Richard marrying Anne can’t just be an expedient choice — she doesn’t improve his claim to the throne — so then why is this crazy scene here? Surely, it’s to note that Richard has personal, sensual charm. I think these performers could have run much further with all of that, here and elsewhere, and it would only have enhanced Hall’s central narrative.

Whatever you are doing with “Richard III,” and this show is doing plenty worth seeing and hearing, his deceptive opening statement about being “determined to prove a villain” has to have a potent counterpoint, lest he become a psychopathic and melodramatic villain that flattens the dramatic tension even as the actions come thick, fast and bloody.

That can’t just be via the avenging Earl of Richmond (the well-cast Demetrios Troy) or Queen Margaret (an uncompromising Libya Pugh) or anyone else, but needs to crystalize as the creeping doubts within the head that wears the crown.
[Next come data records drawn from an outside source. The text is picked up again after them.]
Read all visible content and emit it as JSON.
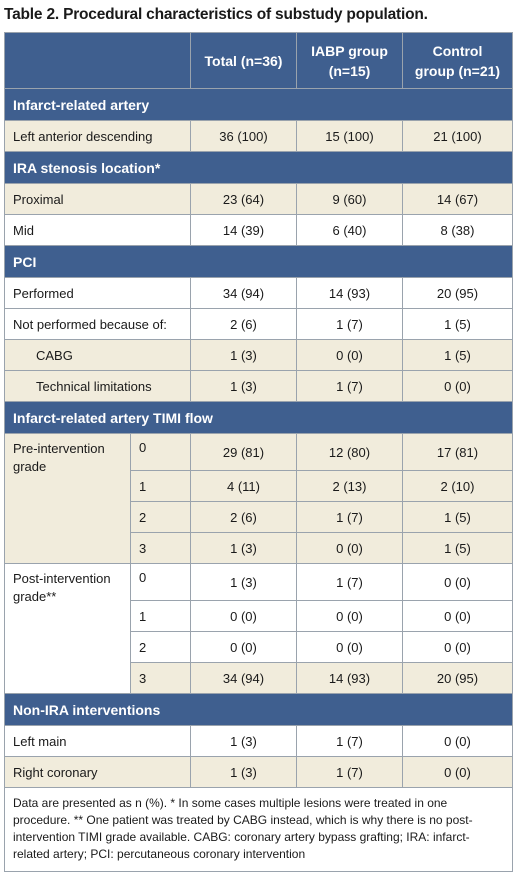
{
  "title": "Table 2. Procedural characteristics of substudy population.",
  "header": {
    "total": "Total (n=36)",
    "iabp": "IABP group (n=15)",
    "control": "Control group (n=21)"
  },
  "sections": {
    "infarct_artery": "Infarct-related artery",
    "ira_stenosis": "IRA stenosis location*",
    "pci": "PCI",
    "timi_flow": "Infarct-related artery TIMI flow",
    "non_ira": "Non-IRA interventions"
  },
  "rows": {
    "lad": {
      "label": "Left anterior descending",
      "total": "36 (100)",
      "iabp": "15 (100)",
      "control": "21 (100)"
    },
    "proximal": {
      "label": "Proximal",
      "total": "23 (64)",
      "iabp": "9 (60)",
      "control": "14 (67)"
    },
    "mid": {
      "label": "Mid",
      "total": "14 (39)",
      "iabp": "6 (40)",
      "control": "8 (38)"
    },
    "performed": {
      "label": "Performed",
      "total": "34 (94)",
      "iabp": "14 (93)",
      "control": "20 (95)"
    },
    "not_performed": {
      "label": "Not performed because of:",
      "total": "2 (6)",
      "iabp": "1 (7)",
      "control": "1 (5)"
    },
    "cabg": {
      "label": "CABG",
      "total": "1 (3)",
      "iabp": "0 (0)",
      "control": "1 (5)"
    },
    "tech": {
      "label": "Technical limitations",
      "total": "1 (3)",
      "iabp": "1 (7)",
      "control": "0 (0)"
    },
    "left_main": {
      "label": "Left main",
      "total": "1 (3)",
      "iabp": "1 (7)",
      "control": "0 (0)"
    },
    "right_coronary": {
      "label": "Right coronary",
      "total": "1 (3)",
      "iabp": "1 (7)",
      "control": "0 (0)"
    }
  },
  "timi": {
    "pre": {
      "label": "Pre-intervention grade",
      "grades": [
        {
          "grade": "0",
          "total": "29 (81)",
          "iabp": "12 (80)",
          "control": "17 (81)"
        },
        {
          "grade": "1",
          "total": "4 (11)",
          "iabp": "2 (13)",
          "control": "2 (10)"
        },
        {
          "grade": "2",
          "total": "2 (6)",
          "iabp": "1 (7)",
          "control": "1 (5)"
        },
        {
          "grade": "3",
          "total": "1 (3)",
          "iabp": "0 (0)",
          "control": "1 (5)"
        }
      ]
    },
    "post": {
      "label": "Post-intervention grade**",
      "grades": [
        {
          "grade": "0",
          "total": "1 (3)",
          "iabp": "1 (7)",
          "control": "0 (0)"
        },
        {
          "grade": "1",
          "total": "0 (0)",
          "iabp": "0 (0)",
          "control": "0 (0)"
        },
        {
          "grade": "2",
          "total": "0 (0)",
          "iabp": "0 (0)",
          "control": "0 (0)"
        },
        {
          "grade": "3",
          "total": "34 (94)",
          "iabp": "14 (93)",
          "control": "20 (95)"
        }
      ]
    }
  },
  "footnote": "Data are presented as n (%). * In some cases multiple lesions were treated in one procedure. ** One patient was treated by CABG instead, which is why there is no post-intervention TIMI grade available. CABG: coronary artery bypass grafting; IRA: infarct-related artery; PCI: percutaneous coronary intervention"
}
The body, and our reaction to otherness, is certainly at the core of this deceptively complicated play and thanks to a cleverly nihilistic and profoundly haunting series of arrangements of traditional music from Jon Trenchard that pockmark this show, we imbue the atrophying of the body politick.

I just wish the show had more for hesitation and doubt. We could all use a bit more of that right now.

Chris Jones is a Tribune critic.

cjones5@chicagotribune.com

Review: “Richard III” (3 stars)

When: Through March 3

Where: Courtyard Theatre at Chicago Shakespeare Theater, Navy Pier, 800 E. Grand Ave.